Bonn (KNA). 6. November 2009. Nun also hat auch Italien seinen Streit ums Kreuz im Klassenzimmer. Konservative Politiker und die Kirche sind empört über das Urteil des Europäischen Menschenrechtsgerichtshofs (EMRG), der am Dienstag im Sinne einer Mutter gegen die Anbringung des christlichen Symbols in öffentlichen Schulen entschied. Denn dies, so die Straßburger Richter, verletze die Religionsfreiheit der Schüler, die Erziehungsfreiheit der Eltern und die religiöse Neutralitätspflicht des Staates. Der müsse vielmehr den Pluralismus der Werte, Überzeugungen und Religionen fördern. Das Urteil hat auch in Deutschland Wellen geschlagen: Unterstützung erhielten die Gegner des Urteils von der Deutschen Bischofskonferenz und führenden CSU-Politikern. Konferenz-Sekretär Pater Hans Langendörfer sprach von einer „großen Enttäuschung“, betonte aber, dass die Entscheidung keine Auswirkungen auf die hiesige Situation habe. Schließlich hat Deutschland bereits vor 13 Jahren die gleiche Grundsatzdebatte hinter sich gebracht. Damals setzten anthroposophisch gesinnte Eltern vor dem Bundesverfassungsgericht (BVG) die Streichung von Teilen der Bayerischen Volksschulordnung durch. Sie schrieb für jedes Klassenzimmer ein Kreuz oder Kruzifix vor. Die Karlsruher Richter verwiesen 1995 auf Neutralitätspflicht des Staates. Dagegen verteidigten die Befürworter das Kreuz als kulturelles Identitätssymbol mit einer quasi „überreligiösen“ Symbolik für Frieden und Humanismus.

 

Ihrer Niederlage begegnete die Bayerische Regierung damals mit einem Kniff, der sogenannten Widerspruchslösung: Die Kruzifixe dürfen demnach in den Klassen verbleiben, solange sich kein gerechtfertigter Protest dagegen erhebt. Vereinzelt mussten seither in bayerischen Grundschulen Kreuze abgenommen werden, weil Eltern oder Lehrer darauf drängten. In anderen Fällen scheiterten Gegner des Kreuzes vor Gericht. Die Vorkommnisse seien aber so selten, heißt es im Münchner Kultusministerium, dass man sie nicht einmal erfasst habe. Wohl auch deshalb hat die Bischofskonferenz in ihrer Stellungnahme zum Straßburger Urteil die Widerspruchslösung als Weg für einen „schonenden Ausgleich“ gelobt.

 

Welchen Stellenwert das Kreuz an deutschen öffentlichen Schulen außerhalb Bayerns hat, darüber gibt es keine Statistik.
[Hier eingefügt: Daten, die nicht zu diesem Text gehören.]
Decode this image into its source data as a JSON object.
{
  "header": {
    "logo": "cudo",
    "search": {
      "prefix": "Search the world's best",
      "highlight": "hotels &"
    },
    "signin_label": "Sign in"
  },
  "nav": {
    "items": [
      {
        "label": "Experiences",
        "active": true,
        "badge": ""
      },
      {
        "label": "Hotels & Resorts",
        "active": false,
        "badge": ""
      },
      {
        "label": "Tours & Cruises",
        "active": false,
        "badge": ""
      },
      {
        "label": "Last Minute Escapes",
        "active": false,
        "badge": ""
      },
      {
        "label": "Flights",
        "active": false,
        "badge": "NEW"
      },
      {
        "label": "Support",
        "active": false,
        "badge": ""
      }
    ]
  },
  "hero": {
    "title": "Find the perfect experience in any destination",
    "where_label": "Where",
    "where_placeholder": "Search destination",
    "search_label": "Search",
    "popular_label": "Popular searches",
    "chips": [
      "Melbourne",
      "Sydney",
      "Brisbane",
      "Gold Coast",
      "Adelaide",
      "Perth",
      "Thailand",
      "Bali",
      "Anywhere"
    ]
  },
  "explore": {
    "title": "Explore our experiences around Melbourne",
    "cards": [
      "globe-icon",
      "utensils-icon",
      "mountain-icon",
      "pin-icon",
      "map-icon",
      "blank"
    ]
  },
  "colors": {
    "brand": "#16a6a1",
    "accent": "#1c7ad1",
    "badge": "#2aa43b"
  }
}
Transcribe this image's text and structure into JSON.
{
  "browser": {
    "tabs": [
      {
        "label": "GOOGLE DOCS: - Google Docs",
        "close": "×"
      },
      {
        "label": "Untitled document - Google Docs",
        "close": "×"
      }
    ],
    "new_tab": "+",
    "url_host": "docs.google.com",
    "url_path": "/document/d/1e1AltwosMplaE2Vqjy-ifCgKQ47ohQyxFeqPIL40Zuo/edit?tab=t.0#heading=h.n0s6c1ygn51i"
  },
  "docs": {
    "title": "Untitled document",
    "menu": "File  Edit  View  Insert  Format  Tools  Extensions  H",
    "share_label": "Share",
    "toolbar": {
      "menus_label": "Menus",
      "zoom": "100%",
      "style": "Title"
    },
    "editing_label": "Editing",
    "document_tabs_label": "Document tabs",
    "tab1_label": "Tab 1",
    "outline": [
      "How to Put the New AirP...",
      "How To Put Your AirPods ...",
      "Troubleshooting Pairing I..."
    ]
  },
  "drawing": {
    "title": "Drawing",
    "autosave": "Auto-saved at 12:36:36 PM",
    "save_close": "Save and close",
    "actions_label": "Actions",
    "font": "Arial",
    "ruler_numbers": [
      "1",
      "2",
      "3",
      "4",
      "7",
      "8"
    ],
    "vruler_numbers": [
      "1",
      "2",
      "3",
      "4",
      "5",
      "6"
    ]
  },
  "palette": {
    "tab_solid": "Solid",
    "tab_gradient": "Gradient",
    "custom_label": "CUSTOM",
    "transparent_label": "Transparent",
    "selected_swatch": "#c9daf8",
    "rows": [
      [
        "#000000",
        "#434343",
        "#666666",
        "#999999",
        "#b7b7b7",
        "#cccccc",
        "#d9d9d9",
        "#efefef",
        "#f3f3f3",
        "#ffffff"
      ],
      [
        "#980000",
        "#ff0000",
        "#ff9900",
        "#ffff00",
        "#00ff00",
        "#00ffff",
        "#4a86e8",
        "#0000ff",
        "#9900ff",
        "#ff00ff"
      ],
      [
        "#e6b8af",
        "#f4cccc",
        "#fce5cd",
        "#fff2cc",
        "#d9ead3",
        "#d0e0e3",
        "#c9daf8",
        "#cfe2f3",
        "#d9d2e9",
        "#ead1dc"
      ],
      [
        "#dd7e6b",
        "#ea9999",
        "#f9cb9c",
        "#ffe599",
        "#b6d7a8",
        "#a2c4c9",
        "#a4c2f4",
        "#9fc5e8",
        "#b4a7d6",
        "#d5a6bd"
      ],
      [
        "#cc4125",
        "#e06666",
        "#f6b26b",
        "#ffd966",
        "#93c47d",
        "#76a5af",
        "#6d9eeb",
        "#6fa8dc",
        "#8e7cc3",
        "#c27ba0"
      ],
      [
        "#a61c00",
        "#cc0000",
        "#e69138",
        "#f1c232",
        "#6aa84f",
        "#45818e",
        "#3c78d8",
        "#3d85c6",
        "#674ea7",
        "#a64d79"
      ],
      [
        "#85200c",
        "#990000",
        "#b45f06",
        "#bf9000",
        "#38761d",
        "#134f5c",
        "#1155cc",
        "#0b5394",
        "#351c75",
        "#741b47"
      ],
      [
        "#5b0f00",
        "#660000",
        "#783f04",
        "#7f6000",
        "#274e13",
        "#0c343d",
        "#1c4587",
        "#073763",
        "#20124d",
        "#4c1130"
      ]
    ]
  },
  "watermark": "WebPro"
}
Von christlichen Bildungs- und Erziehungswerten ist zwar in vielen Landesverfassungen und Schulgesetzen die Rede, doch nur der Freistaat hat das Kreuz an der Wand in die Schulordnung aufgenommen. Theoretisch sei es durchaus möglich, dass es in deutschen Schulen in einer Klasse zu finden ist, im Nachbarraum aber nicht, je nach Haltung der Kollegien sowie der Schüler und Eltern, heißt es im Katholischen Büro in Berlin. Dabei gebe es ohnehin große Unterschiede zwischen alten und neuen Bundesländern, weil die religionsfeindliche Bildungspolitik der DDR gerade auf diesem Gebiet nachhaltig nachwirke. Der Blick ins Archiv zeigt jedoch, dass auch außerhalb des katholischen Bayern kaum größere Konflikte um Schulkreuze für Schlagzeilen gesorgt haben. Sicher ist aber, dass der Gottesbezug in der Präambel des Grundgesetzes in der politischen und rechtlichen Kultur der Bundesrepublik immer weniger selbstverständlich als ein christlicher wahrgenommen wird. Das zeigt ebenso der ganz unterschiedliche Umgang mit dem Wandkreuz an deutschen Gerichten, deren Präsidenten über die Verwendung des Symbols zu entscheiden haben. So sorgte etwa der Verzicht auf das christliche Symbol am Trierer Landgericht für einen Sturm der Entrüstung unter christlichen Politikern - während nebenan in Bad Kreuznach und Mainz die Kreuze längst abgehängt waren. Übrigens hat laut BVG-Urteil von 1973 ohnehin jeder Prozessbeteiligte das Recht, ein Kreuz hinter den Richtern verhüllen zu lassen.